Novi menjelaskan, tujuan penambahan fitur IEP, IEV dan Random Closing, untuk optimalisasi pembentukan harga saham yang lebih wajar pada sesi pre-opening dan sesi pre-closing, sesuai kondisi pasar.
Kemudian, meredam terjadinya manipulasi pergerakan harga saham yang tajam pada saat sesi pembukaan dan sesi penutupan.
Selanjutnya, nenyempurnakan transparansi pembentukan harga pembukaan dan penutupan kepada pelaku pasar.
Meningkatkan likuiditas transaksi pada sesi pembukaan dan penutupan.
Kemudian, merupakan benchmarking dan best practice di bursa lain.
“Penambahan fitur Market Order disediakan untuk memudahkan Investor dalam menyampaikan pesanan pada harga pasar,” kata Novi.

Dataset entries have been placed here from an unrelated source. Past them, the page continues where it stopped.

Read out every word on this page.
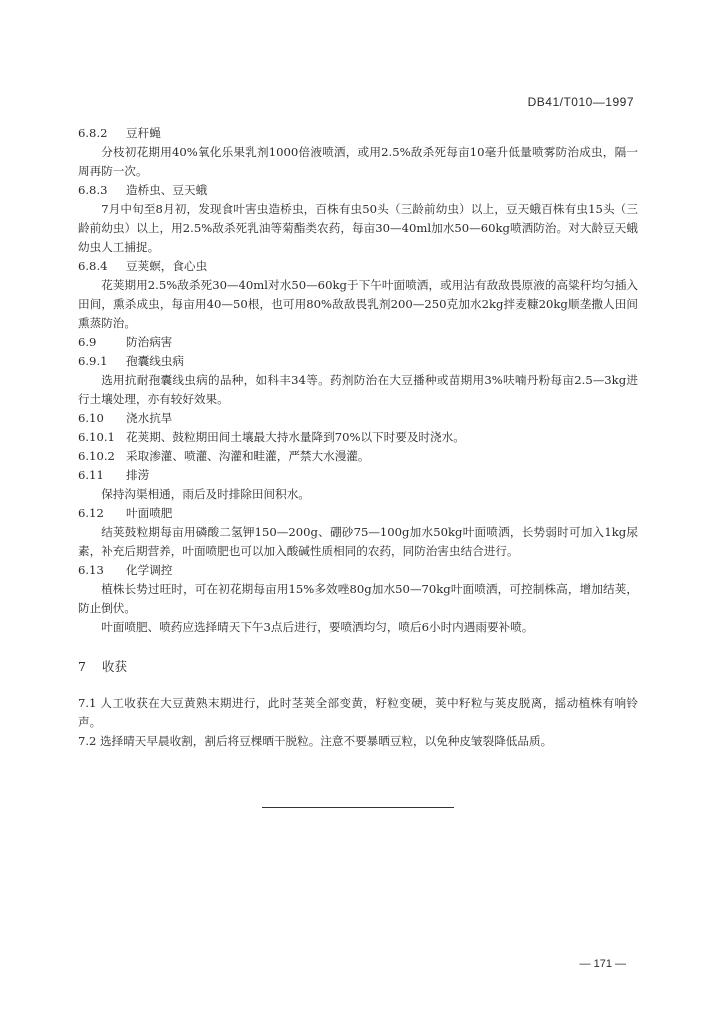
DB41/T010—1997

6.8.2 豆秆蝇

分枝初花期用40%氧化乐果乳剂1000倍液喷洒，或用2.5%敌杀死每亩10毫升低量喷雾防治成虫，隔一周再防一次。

6.8.3 造桥虫、豆天蛾

7月中旬至8月初，发现食叶害虫造桥虫，百株有虫50头（三龄前幼虫）以上，豆天蛾百株有虫15头（三龄前幼虫）以上，用2.5%敌杀死乳油等菊酯类农药，每亩30—40ml加水50—60kg喷洒防治。对大龄豆天蛾幼虫人工捕捉。

6.8.4 豆荚螟，食心虫

花荚期用2.5%敌杀死30—40ml对水50—60kg于下午叶面喷洒，或用沾有敌敌畏原液的高粱秆均匀插入田间，熏杀成虫，每亩用40—50根，也可用80%敌敌畏乳剂200—250克加水2kg拌麦糠20kg顺垄撒人田间熏蒸防治。

6.9	防治病害

6.9.1 孢囊线虫病

选用抗耐孢囊线虫病的品种，如科丰34等。药剂防治在大豆播种或苗期用3%呋喃丹粉每亩2.5—3kg进行土壤处理，亦有较好效果。

6.10 浇水抗旱

6.10.1 花荚期、鼓粒期田间土壤最大持水量降到70%以下时要及时浇水。

6.10.2 采取渗灌、喷灌、沟灌和畦灌，严禁大水漫灌。

6.11 排涝

保持沟渠相通，雨后及时排除田间积水。

6.12 叶面喷肥

结荚鼓粒期每亩用磷酸二氢钾150—200g、硼砂75—100g加水50kg叶面喷洒，长势弱时可加入1kg尿素，补充后期营养，叶面喷肥也可以加入酸碱性质相同的农药，同防治害虫结合进行。

6.13 化学调控

植株长势过旺时，可在初花期每亩用15%多效唑80g加水50—70kg叶面喷洒，可控制株高，增加结荚，防止倒伏。

叶面喷肥、喷药应选择晴天下午3点后进行，要喷洒均匀，喷后6小时内遇雨要补喷。

7 收获

7.1 人工收获在大豆黄熟末期进行，此时茎荚全部变黄，籽粒变硬，荚中籽粒与荚皮脱离，摇动植株有响铃声。

7.2 选择晴天早晨收割，割后将豆棵晒干脱粒。注意不要暴晒豆粒，以免种皮皱裂降低品质。

— 171 —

Ia mengatakan, Market Order merupakan tipe pesanan yang memungkinkan investor untuk menginput volume tanpa input harga (limit price), harga yang digunakan akan mengikuti harga pasar pada saat penyampaian pesanan.
“Tipe pesanan ini bermanfaat ketika pergerakan harga bergerak cepat sehingga dapat meningkatkan kesempatan investor untuk memperoleh efek yang diminati,” katanya.
Market Order ini juga dapat meningkatkan potensi terjadinya transaksi sehingga mendorong terciptanya peningkatan likuiditas pasar.